Carne salgada exportada sofreu forte desvalorização em 2019
Embora estabelecido em maio de 2018, o embargo europeu a frigoríficos brasileiros – que envolveu, sobretudo, a carne de frango salgada – só se refletiu negativamente no preço desse produto – e pesadamente – em 2019: no curto espaço de 12 meses a carne salgada desvalorizou-se cerca de 30%, passando a valer quase a metade do máximo já registrado – US$3.484,33/tonelada, resultado alcançado em agosto de 2011. Na prática, o preço registrado em dezembro de 2019 – US$1.853,88/tonelada, conforme a SECEX/ME – correspondeu ao menor valor dos últimos 10 anos.
O que não escapa, no entanto, é que o embargo foi declarado no exato instante em que a carne de frango salgada registrava forte valorização. Para comprovar, observe-se o gráfico abaixo, no qual estão colocados, lado a lado, os preços da carne de frango salgada (em vermelho) e dos industrializados de frango. Tais preços referem-se ao triênio 2017/2019.

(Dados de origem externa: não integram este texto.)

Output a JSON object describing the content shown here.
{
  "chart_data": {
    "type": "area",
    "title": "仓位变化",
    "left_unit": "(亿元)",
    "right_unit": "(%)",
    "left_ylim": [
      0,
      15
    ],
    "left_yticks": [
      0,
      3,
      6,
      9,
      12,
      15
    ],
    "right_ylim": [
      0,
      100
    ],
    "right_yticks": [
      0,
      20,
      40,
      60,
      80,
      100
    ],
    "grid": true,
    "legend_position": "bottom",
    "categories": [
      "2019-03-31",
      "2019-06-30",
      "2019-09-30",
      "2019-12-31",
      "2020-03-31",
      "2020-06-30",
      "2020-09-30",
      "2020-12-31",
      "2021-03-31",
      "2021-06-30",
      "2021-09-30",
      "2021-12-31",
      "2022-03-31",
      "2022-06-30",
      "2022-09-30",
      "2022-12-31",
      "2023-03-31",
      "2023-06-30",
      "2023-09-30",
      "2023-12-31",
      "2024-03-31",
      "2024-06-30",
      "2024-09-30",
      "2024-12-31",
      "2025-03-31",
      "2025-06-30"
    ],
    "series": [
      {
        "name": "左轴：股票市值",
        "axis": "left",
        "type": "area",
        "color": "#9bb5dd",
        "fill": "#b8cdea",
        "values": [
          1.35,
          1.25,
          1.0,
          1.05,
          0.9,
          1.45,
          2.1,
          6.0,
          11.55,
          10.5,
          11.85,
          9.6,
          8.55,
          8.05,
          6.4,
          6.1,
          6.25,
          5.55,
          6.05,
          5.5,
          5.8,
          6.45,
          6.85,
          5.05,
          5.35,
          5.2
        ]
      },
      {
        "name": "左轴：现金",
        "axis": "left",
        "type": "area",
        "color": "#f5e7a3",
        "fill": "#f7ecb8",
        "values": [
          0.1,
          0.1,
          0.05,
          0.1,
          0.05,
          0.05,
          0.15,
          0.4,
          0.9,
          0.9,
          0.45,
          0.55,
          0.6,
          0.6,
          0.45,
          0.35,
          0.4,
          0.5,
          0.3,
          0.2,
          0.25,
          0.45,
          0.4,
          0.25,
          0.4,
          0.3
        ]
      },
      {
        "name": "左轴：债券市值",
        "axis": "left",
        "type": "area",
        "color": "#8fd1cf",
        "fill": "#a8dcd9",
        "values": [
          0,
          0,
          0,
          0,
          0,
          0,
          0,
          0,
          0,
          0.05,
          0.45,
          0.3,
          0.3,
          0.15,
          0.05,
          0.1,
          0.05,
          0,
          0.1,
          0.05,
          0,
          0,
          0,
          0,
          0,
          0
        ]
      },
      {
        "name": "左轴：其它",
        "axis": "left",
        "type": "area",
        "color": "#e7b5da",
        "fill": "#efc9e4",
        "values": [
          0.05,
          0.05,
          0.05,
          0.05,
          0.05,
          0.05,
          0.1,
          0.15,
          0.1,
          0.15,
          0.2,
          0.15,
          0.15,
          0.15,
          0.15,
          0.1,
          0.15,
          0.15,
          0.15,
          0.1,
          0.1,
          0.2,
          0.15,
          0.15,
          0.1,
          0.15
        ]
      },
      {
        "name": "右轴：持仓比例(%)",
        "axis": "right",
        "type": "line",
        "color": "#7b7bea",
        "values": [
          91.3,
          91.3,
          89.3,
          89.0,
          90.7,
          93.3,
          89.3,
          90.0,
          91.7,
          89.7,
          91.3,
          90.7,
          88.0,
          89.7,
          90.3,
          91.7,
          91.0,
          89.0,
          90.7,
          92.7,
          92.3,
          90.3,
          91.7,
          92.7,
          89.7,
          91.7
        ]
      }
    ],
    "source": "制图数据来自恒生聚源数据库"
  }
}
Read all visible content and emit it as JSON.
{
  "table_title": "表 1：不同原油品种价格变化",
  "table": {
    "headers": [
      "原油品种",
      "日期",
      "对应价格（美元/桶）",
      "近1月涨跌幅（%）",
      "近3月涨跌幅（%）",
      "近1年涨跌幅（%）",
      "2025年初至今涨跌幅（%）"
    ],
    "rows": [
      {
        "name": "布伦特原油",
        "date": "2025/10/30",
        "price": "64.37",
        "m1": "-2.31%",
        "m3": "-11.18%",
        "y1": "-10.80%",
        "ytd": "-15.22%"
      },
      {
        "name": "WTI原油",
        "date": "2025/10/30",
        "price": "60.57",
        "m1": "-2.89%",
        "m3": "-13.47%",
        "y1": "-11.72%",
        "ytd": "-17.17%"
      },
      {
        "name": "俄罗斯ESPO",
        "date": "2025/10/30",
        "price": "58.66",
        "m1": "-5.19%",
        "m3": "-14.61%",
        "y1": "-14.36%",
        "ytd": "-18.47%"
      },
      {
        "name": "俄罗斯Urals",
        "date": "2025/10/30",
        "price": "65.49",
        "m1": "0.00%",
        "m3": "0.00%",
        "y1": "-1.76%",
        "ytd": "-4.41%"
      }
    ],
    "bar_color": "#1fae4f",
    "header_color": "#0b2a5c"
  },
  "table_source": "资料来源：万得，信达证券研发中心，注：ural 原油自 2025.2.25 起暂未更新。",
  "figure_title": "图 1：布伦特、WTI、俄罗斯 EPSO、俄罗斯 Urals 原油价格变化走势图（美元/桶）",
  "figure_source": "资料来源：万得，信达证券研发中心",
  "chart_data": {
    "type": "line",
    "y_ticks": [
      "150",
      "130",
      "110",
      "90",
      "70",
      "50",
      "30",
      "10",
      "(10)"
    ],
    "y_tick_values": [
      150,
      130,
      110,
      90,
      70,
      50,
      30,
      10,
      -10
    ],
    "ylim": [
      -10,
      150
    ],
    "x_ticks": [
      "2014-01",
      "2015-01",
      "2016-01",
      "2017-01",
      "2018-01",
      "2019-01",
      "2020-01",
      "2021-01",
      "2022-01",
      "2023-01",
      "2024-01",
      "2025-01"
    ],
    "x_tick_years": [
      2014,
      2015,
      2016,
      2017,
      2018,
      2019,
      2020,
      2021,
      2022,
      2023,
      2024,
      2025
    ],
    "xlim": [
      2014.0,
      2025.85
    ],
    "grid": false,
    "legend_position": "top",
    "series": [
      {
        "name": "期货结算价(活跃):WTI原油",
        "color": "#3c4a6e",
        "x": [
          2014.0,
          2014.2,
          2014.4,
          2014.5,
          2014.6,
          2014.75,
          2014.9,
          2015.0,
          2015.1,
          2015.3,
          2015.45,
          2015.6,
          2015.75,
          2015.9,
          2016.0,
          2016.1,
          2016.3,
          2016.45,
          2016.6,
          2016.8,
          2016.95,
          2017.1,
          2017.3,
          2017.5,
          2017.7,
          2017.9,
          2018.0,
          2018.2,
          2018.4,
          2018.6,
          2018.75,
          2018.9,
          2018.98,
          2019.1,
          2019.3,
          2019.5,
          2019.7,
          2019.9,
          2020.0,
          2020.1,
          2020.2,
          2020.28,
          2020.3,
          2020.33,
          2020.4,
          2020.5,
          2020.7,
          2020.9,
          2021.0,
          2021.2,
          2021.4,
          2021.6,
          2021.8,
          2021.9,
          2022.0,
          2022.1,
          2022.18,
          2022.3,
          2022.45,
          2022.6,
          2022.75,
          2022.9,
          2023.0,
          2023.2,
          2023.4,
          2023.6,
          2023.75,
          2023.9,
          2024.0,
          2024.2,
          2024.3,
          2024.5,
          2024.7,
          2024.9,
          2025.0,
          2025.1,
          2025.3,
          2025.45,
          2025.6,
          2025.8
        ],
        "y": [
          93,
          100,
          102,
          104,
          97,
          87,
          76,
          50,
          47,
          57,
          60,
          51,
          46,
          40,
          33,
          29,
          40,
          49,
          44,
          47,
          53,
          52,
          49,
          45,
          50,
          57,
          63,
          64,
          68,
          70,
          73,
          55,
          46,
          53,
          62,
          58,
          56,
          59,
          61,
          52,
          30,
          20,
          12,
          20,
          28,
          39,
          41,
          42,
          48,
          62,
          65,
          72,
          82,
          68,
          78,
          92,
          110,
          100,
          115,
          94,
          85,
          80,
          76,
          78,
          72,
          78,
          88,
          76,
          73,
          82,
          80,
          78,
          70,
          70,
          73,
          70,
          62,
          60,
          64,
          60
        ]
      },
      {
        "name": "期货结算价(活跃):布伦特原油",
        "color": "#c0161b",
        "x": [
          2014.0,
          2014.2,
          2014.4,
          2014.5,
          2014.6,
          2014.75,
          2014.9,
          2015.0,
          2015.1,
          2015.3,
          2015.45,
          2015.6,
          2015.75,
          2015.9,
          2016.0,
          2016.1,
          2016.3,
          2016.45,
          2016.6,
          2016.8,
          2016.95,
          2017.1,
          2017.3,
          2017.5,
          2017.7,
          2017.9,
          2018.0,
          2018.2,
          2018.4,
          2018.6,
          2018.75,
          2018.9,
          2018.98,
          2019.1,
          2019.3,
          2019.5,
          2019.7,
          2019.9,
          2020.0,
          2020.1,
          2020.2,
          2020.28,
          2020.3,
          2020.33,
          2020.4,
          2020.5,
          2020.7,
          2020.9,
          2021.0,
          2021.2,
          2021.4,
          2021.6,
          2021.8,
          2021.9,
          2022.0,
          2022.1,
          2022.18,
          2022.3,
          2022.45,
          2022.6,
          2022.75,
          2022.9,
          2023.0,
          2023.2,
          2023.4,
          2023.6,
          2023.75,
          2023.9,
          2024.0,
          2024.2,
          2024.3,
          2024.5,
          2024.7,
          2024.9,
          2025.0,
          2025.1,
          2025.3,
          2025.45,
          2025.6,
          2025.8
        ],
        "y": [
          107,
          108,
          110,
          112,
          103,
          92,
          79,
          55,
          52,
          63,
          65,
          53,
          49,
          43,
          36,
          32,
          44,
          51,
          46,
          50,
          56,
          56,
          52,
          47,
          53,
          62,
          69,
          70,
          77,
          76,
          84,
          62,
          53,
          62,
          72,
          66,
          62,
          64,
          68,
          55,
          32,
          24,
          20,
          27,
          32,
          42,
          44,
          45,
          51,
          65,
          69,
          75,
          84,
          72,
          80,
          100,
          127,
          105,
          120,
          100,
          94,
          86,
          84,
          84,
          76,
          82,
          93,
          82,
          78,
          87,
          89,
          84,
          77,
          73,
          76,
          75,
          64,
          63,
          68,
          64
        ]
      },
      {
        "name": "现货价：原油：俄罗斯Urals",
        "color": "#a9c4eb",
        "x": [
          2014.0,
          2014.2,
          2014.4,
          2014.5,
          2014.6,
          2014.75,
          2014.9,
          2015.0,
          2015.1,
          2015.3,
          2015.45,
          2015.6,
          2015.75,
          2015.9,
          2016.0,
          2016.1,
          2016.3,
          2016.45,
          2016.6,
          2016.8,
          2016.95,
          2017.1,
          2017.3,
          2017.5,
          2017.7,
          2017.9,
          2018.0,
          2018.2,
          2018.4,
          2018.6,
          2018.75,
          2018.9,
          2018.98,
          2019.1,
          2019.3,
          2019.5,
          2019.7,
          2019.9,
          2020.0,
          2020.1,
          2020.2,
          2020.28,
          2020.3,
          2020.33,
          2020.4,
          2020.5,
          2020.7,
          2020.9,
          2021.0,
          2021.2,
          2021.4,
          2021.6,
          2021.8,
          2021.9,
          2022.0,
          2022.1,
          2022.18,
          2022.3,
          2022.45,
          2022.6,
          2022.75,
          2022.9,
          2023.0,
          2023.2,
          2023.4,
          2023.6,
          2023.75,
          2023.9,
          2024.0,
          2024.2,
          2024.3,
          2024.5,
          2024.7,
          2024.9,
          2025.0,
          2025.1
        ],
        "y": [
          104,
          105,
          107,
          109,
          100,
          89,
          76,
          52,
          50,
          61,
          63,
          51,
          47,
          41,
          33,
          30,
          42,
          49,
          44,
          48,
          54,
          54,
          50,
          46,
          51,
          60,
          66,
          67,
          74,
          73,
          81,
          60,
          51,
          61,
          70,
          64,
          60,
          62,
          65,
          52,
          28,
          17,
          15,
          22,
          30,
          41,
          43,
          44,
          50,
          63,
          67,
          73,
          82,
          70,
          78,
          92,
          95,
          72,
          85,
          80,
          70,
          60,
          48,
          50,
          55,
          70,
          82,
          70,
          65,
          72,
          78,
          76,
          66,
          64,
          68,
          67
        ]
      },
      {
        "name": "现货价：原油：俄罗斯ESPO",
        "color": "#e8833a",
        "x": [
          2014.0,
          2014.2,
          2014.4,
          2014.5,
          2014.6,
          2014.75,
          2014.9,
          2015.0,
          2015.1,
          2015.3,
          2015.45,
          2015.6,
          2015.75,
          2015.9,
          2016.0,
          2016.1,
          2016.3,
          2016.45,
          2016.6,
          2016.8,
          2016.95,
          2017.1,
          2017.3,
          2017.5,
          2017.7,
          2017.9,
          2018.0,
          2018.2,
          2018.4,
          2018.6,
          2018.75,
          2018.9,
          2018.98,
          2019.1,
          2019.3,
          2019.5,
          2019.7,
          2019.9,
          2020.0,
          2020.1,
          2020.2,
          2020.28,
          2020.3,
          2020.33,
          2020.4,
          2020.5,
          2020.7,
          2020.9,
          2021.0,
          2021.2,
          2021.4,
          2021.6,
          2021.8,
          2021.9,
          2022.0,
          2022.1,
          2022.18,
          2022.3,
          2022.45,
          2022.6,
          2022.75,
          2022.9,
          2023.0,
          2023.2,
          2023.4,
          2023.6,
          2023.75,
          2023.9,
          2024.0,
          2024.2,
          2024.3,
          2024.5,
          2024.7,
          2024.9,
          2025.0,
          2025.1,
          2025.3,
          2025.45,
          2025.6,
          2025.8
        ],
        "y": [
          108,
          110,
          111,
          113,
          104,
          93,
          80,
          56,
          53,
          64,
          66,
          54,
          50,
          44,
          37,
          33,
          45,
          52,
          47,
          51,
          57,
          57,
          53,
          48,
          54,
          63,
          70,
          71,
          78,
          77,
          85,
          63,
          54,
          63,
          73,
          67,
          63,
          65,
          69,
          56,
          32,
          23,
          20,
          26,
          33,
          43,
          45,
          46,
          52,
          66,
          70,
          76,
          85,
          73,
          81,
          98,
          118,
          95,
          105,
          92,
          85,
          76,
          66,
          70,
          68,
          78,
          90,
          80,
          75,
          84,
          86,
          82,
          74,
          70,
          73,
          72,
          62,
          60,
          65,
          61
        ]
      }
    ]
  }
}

A carne de frango salgada iniciou 2017 com um valor equivalente a 85% do preço dos industrializados. Mas no final do exercício essa participação chegava a 96%.
Na média do ano, o preço da carne salgada correspondeu a 87% do preço dos industrializados, índice que no ano seguinte, 2018, subiu para 95%. Mas ainda no primeiro semestre, houve momentos (bimestre janeiro/fevereiro e bimestre maio/junho) em que a carne salgada alcançou valor maior que o dos industrializados. Foi aí que ocorreu o embargo.
De uma forma ou de outra, seus preços ainda se mantiveram em boa parte do segundo semestre. Mas a partir de dezembro de 2018 entraram em verdadeiro parafuso.
É verdade que, comparativamente a novembro de 2018 – quando foi registrado o último pico de preços dos dois produtos – o retrocesso registrado em dezembro de 2019 alcançou também os industrializados. Mas enquanto estes perderam 10% do seu valor, a perda da carne salgada atingiu 32%.
Na média do ano que passou, a carne salgada desvalorizou-se quase 15%, enquanto os industrializados, na direção oposta, valorizaram-se pouco mais de 6%. Ressalve-se, porém, que a perda de preço da carne salgada foi compensada com um aumento substancial - +33,78% - no volume exportado. Em decorrência, sua receita cambial foi 4% maior que a de 2018.